United we kneel?
God only knows how many clergy have been asked to write prayers for the spiritually fragile days since Sept. 11.
Offering a prayer for Ground Zero, the Rev. Charles T.A. Flood of Philadelphia began by praising the saints "who have made us holy from times past. ... God has sent them to us in times of loss and confusion."
It helps to name names and the Episcopal priest did that. "The Saints were not those who were perfect," said the prayer, as posted on Episcopal and Anglican Web sites. "They were parts of God's creation who struggled and often failed and yet managed to raise up our faith in God and in one another.
"Abraham, Isaac, Joseph, Sarah, Hannah, Joshua, David, Moses, Mary the Mother of Jesus. Buddha and Mohammad. ... They led God's people to God's Light."

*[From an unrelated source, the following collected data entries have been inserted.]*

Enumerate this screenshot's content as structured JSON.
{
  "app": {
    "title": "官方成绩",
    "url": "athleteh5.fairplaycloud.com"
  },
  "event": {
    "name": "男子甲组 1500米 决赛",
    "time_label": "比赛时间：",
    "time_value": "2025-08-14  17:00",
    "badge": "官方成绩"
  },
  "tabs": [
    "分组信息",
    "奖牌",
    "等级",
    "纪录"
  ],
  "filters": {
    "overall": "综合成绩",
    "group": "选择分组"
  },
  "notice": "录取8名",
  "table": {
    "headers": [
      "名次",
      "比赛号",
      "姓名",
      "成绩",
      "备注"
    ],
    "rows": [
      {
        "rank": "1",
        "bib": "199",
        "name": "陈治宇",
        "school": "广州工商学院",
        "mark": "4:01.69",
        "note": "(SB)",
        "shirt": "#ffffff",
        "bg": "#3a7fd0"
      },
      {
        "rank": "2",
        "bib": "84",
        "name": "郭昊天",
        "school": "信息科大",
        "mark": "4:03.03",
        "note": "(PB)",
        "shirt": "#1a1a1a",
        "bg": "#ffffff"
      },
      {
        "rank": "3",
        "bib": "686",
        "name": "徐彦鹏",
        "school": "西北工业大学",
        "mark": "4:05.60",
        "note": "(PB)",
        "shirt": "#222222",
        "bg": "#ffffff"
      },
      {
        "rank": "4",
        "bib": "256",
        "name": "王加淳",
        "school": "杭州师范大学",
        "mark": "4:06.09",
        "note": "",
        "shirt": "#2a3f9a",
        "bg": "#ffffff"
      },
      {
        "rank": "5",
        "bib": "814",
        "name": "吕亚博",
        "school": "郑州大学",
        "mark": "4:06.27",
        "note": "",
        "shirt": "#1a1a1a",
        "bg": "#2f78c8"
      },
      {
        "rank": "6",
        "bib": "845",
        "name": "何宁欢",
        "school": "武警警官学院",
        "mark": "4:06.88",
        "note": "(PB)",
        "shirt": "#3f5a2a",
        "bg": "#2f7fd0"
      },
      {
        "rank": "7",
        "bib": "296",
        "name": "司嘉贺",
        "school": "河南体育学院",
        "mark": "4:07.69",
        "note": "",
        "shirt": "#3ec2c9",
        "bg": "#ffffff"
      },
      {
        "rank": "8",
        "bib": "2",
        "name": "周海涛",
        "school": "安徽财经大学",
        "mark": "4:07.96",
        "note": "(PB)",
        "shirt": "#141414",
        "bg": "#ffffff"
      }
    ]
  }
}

This was not exactly a traditional litany. Archbishop of Canterbury George Carey said the inclusion of Buddha and Mohammed was "very unfortunate. ... It's not Church of England practice to refer to Buddha or Mohammed in prayers."
The Rev. George Curry of the evangelical Church Union told the Daily Telegraph: "It is blasphemous. It is appalling. Any self-respecting Christian will be horrified."
The bottom line is that it's easier to stand together than to kneel together. Statements of faith that have brought comfort to many have caused distress for others. The question is whether believers must blur the doctrinal lines that divide them, while striving to find any ties that bind.
Evangelist Franklin Graham, for example, set off a media firestorm when he said: "The God of Islam is not the same God. He's not the God of the Christian or Judeo-Christian faith. It's a different God and I believe it is a very evil and wicked religion."
Later, Billy Graham's heir noted that his Samaritan's Purse relief agency has poured millions of dollars into Muslim communities in Bosnia, Kosovo, Sudan, Iraq, Turkey and Afghanistan. Christians are called to love their neighbors, regardless of creed. But there is no way, he argued, to avoid the words of Jesus: "I am the way, the truth and the life. No one can come to the Father except through me."
It is also unlikely that Muslim clerics will edit the inscription on the face of Jerusalem's Dome of the Rock, which stresses that Allah is, "One, God, the Everlasting, who has not begotten and has not been begotten. ... Praise to God who has not taken a son." In other words, a cornerstone of Islam is the rejection of the Trinitarian God of Christianity.
True Christianity is a missionary faith. So is Islam.
The Archbishop of Canterbury confronted that reality in an address -- entitled "How Far Can We Travel Together?" at the Beit Al-Quran, an Islamic cultural center in Bahrain. He spoke only days after 18 Anglicans in the Church of Pakistan were killed during Sunday worship. Carey called for tolerance that did not require believers to hide or shred their core beliefs.
Muslims are thriving in the West, building waves of new mosques and winning converts, he said. The question is whether believers in other faiths will have the same freedom to build, to preach and to convert others -- in Islamic lands.
"All minority religions, which expect the freedom to express themselves in worship and in the nurture of their young, and to be able to make converts must, as a matter of human justice, encourage the same freedoms to be exercised in those parts of the world where they are in a majority," said Carey. "I must express the deep worries of many Christians in our country who see their Christian brothers and sisters in many parts of the world unable to practice their faith with the same freedom that peoples of other faiths enjoy in the West."
"Clearly this will always be a tension between two missionary faiths such as our own, both of which see their beliefs more in absolute rather than relativistic terms."
The archbishop ended with a poignant detail from the massacre in Pakistan. A Muslim man was guarding the church door that Sunday and he died, struggling to "protect people whose faith he did not share."